Four years ago,on the telephone with my 26 year old son,literally mid sentence with some inane weather comment,he suddenly said "that's it,I don't want to talk to you ever again" and put down the phone.We've never had any problems,talked frequently,I saw his two children,he was very thoughtful.Absolutely no reason and he has stuck to this.He's moved twice so I don't know his address,just the rough area.His fiancee is lovely and sends me pictures/updates of their children but she has no idea either about the reason for this..I think my son may be aware of her contact-not sure.He doesn't talk to my daughter,his sister,either.I send money for birthdays and Christmases to him and the family(he has never changed his bank account details.Obviously I can't touch his account,just send money to it.)I know he gets it but never acknowledges it although his fiancee always thanks me.His favourite place in the world is the small Scottish village where I was born and he visits frequently.My mother,,who he used to love dearly, still lives there but he never goes to see her.She died in August but again no acknowledgement and he didn't attend the funeral.He and his fiancee are getting married in this village in June but no invitations for myself, his sister (my husband,his father,died five years ago) or anyone in my family.I have absolutely no idea at all what brought all this about-that's what makes it so hard.I haven't done or said anything at all,he had a normal childhood and everything was fine until that phone call.His children will be my only grandchildren as my daughter can't have a baby so I'm missing out on them as well.I've done my very best for all these years to keep the channels of communication open although with no address it's difficult and I'll continue to do so but it breaks my heart.I know everyone will just say to continue with the limited contact I have and I'll do so but I don't know what else to do.

OP posts:
Guavafish1 · 06/05/2023 08:35

Very sorry for you.

I'm glad you have contact with the daughter-in-law. I think a letter to your son would be a positive start.

It's strange he would miss his grandmothers funeral when they were close.

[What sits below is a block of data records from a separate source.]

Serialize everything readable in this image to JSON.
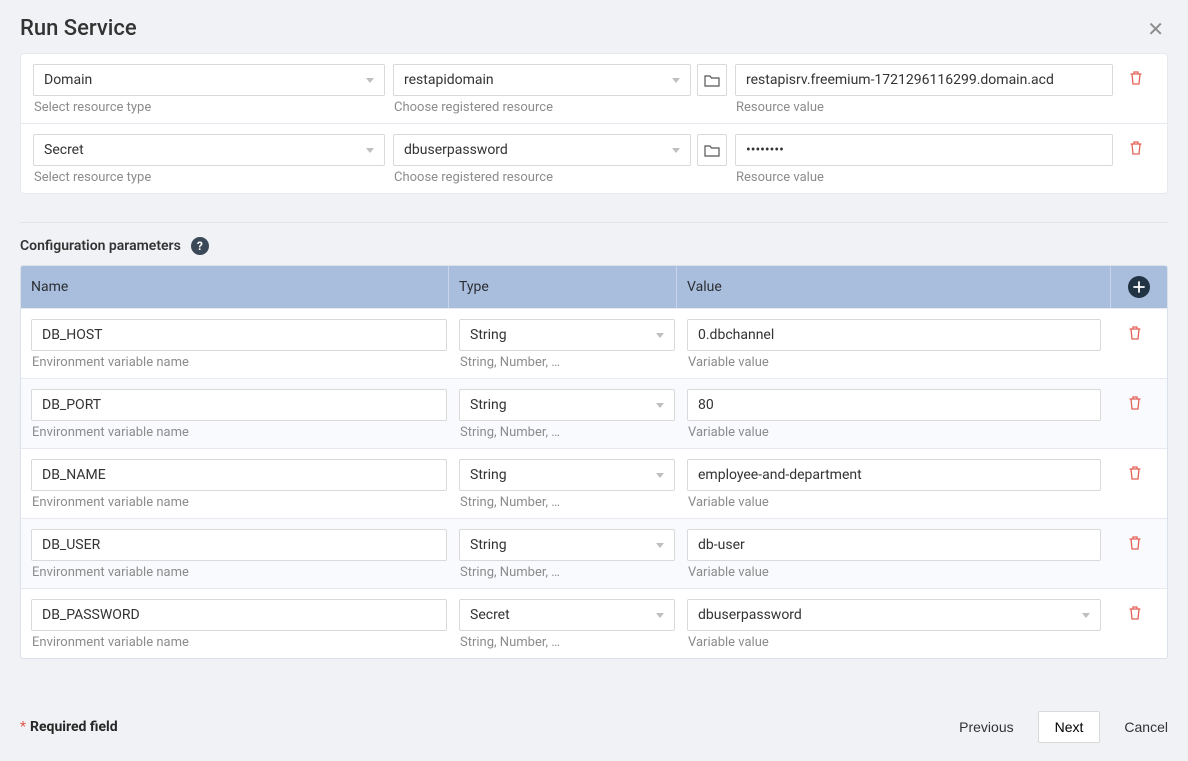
{
  "title": "Run Service",
  "resources": {
    "helpers": {
      "type": "Select resource type",
      "resource": "Choose registered resource",
      "value": "Resource value"
    },
    "rows": [
      {
        "type": "Domain",
        "resource": "restapidomain",
        "value": "restapisrv.freemium-1721296116299.domain.acd",
        "masked": false
      },
      {
        "type": "Secret",
        "resource": "dbuserpassword",
        "value": "••••••••",
        "masked": true
      }
    ]
  },
  "config": {
    "title": "Configuration parameters",
    "columns": {
      "name": "Name",
      "type": "Type",
      "value": "Value"
    },
    "helpers": {
      "name": "Environment variable name",
      "type": "String, Number, …",
      "value": "Variable value"
    },
    "rows": [
      {
        "name": "DB_HOST",
        "type": "String",
        "value": "0.dbchannel",
        "value_is_select": false
      },
      {
        "name": "DB_PORT",
        "type": "String",
        "value": "80",
        "value_is_select": false
      },
      {
        "name": "DB_NAME",
        "type": "String",
        "value": "employee-and-department",
        "value_is_select": false
      },
      {
        "name": "DB_USER",
        "type": "String",
        "value": "db-user",
        "value_is_select": false
      },
      {
        "name": "DB_PASSWORD",
        "type": "Secret",
        "value": "dbuserpassword",
        "value_is_select": true
      }
    ]
  },
  "footer": {
    "required": "Required field",
    "previous": "Previous",
    "next": "Next",
    "cancel": "Cancel"
  }
}
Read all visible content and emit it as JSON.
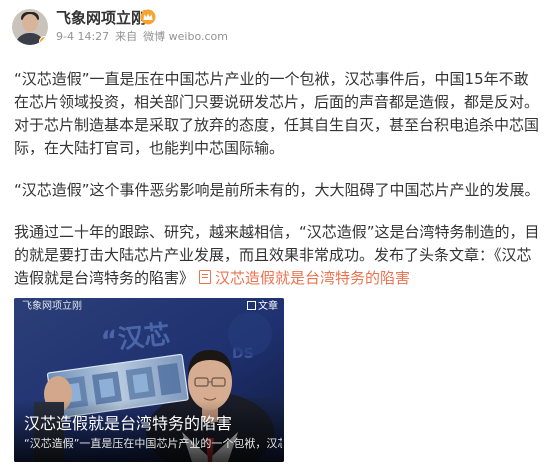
{
  "author": {
    "name": "飞象网项立刚",
    "avatar_icon": "profile-photo",
    "verified_badge_icon": "verified-badge-icon",
    "member_icon": "vip-crown-icon"
  },
  "meta": {
    "time": "9-4 14:27",
    "source_prefix": "来自",
    "source": "微博 weibo.com"
  },
  "post": {
    "paragraphs": [
      "“汉芯造假”一直是压在中国芯片产业的一个包袱，汉芯事件后，中国15年不敢在芯片领域投资，相关部门只要说研发芯片，后面的声音都是造假，都是反对。对于芯片制造基本是采取了放弃的态度，任其自生自灭，甚至台积电追杀中芯国际，在大陆打官司，也能判中芯国际输。",
      "“汉芯造假”这个事件恶劣影响是前所未有的，大大阻碍了中国芯片产业的发展。"
    ],
    "last_paragraph": "我通过二十年的跟踪、研究，越来越相信，“汉芯造假”这是台湾特务制造的，目的就是要打击大陆芯片产业发展，而且效果非常成功。发布了头条文章：《汉芯造假就是台湾特务的陷害》",
    "article_link": "汉芯造假就是台湾特务的陷害"
  },
  "card": {
    "watermark": "飞象网项立刚",
    "tag": "文章",
    "title": "汉芯造假就是台湾特务的陷害",
    "summary": "“汉芯造假”一直是压在中国芯片产业的一个包袱，汉芯..."
  },
  "colors": {
    "link": "#eb7350",
    "meta": "#939393",
    "text": "#333333"
  }
}
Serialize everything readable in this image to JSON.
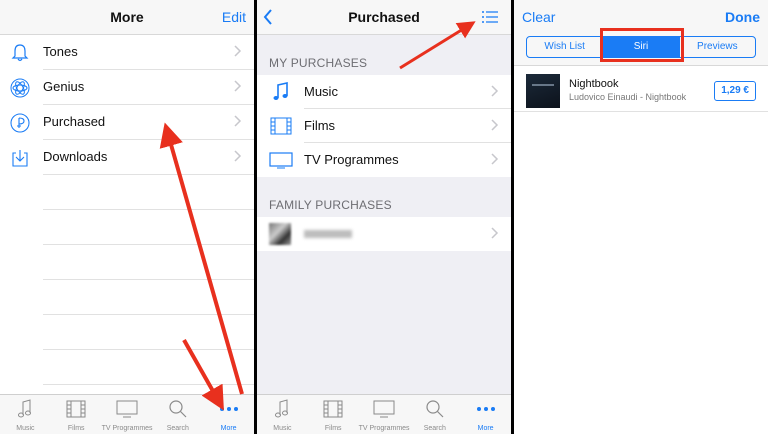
{
  "colors": {
    "accent": "#1a7cf5",
    "annotation": "#e8301e"
  },
  "left_panel": {
    "title": "More",
    "edit_label": "Edit",
    "items": [
      {
        "label": "Tones",
        "icon": "bell-icon"
      },
      {
        "label": "Genius",
        "icon": "atom-icon"
      },
      {
        "label": "Purchased",
        "icon": "purchased-icon"
      },
      {
        "label": "Downloads",
        "icon": "download-icon"
      }
    ]
  },
  "tabs": [
    {
      "label": "Music",
      "icon": "music-note-icon"
    },
    {
      "label": "Films",
      "icon": "film-icon"
    },
    {
      "label": "TV Programmes",
      "icon": "tv-icon"
    },
    {
      "label": "Search",
      "icon": "search-icon"
    },
    {
      "label": "More",
      "icon": "more-dots-icon",
      "active": true
    }
  ],
  "middle_panel": {
    "title": "Purchased",
    "my_purchases_header": "MY PURCHASES",
    "items": [
      {
        "label": "Music",
        "icon": "music-note-icon"
      },
      {
        "label": "Films",
        "icon": "film-icon"
      },
      {
        "label": "TV Programmes",
        "icon": "tv-icon"
      }
    ],
    "family_purchases_header": "FAMILY PURCHASES"
  },
  "right_panel": {
    "clear_label": "Clear",
    "done_label": "Done",
    "segments": [
      "Wish List",
      "Siri",
      "Previews"
    ],
    "selected_segment": "Siri",
    "song": {
      "title": "Nightbook",
      "artist": "Ludovico Einaudi - Nightbook",
      "price": "1,29 €"
    }
  }
}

I do hope you have some resolution.

minecachair · 16/12/2023 22:44

Update.Out of the blue,he phoned to say he and one of his sons were in my town and could he come visit.I was over the moon but,although I gave him a hug when they turned up,I didn't want to interrogate him.We just sat and chatted about family for a while then he suddenly said how sorry he was for cutting contact.There was no one reason,he was just going through a bad time with everything in his life but it got harder to contact me the longer things went on.When he was in my town,my grandson said to him "are we going to see granny here?" so he decided to go ahead.Now he phones me every week and we have a normal chat.Everything seems to have resolved itself but I'm very grateful to my daughter for keeping the lines of communication open.

OP posts:
Aquamarine1029 · 16/12/2023 23:17

I'm so happy for you, op. I hope your relationship with your son continues to strengthen.

determinedtomakethiswork · 17/12/2023 01:35

I am so so happy for you. I was almost in tears reading your first post and then when I read the update I did start crying! You must've had a terrible time and I'm so glad it's over now.

💐

Pyjamaramma · 17/12/2023 07:37

What a roller coaster of a time you've had. Happy to read your update.

SiouxsieSiouxStiletto · 17/12/2023 07:50

So glad he's back in touch with you Flowers

theleafandnotthetree · 17/12/2023 09:12

Thanks so much for updating us OP, and very happy for you that's you are now in touch. It speaks well of you that you don't seem to harbour resentment for what you have been put through, I think I would find it hard not to. Good luck with everything going forward x

cantbecaught · 17/12/2023 09:59

I'm so glad things are happier for you now. What terrible behaviour from your son causing you a lot of heartbreak. I wish you every happiness for the future.

Birchtrees · 17/12/2023 16:02

I'm glad for you, but your son has behaved so badly.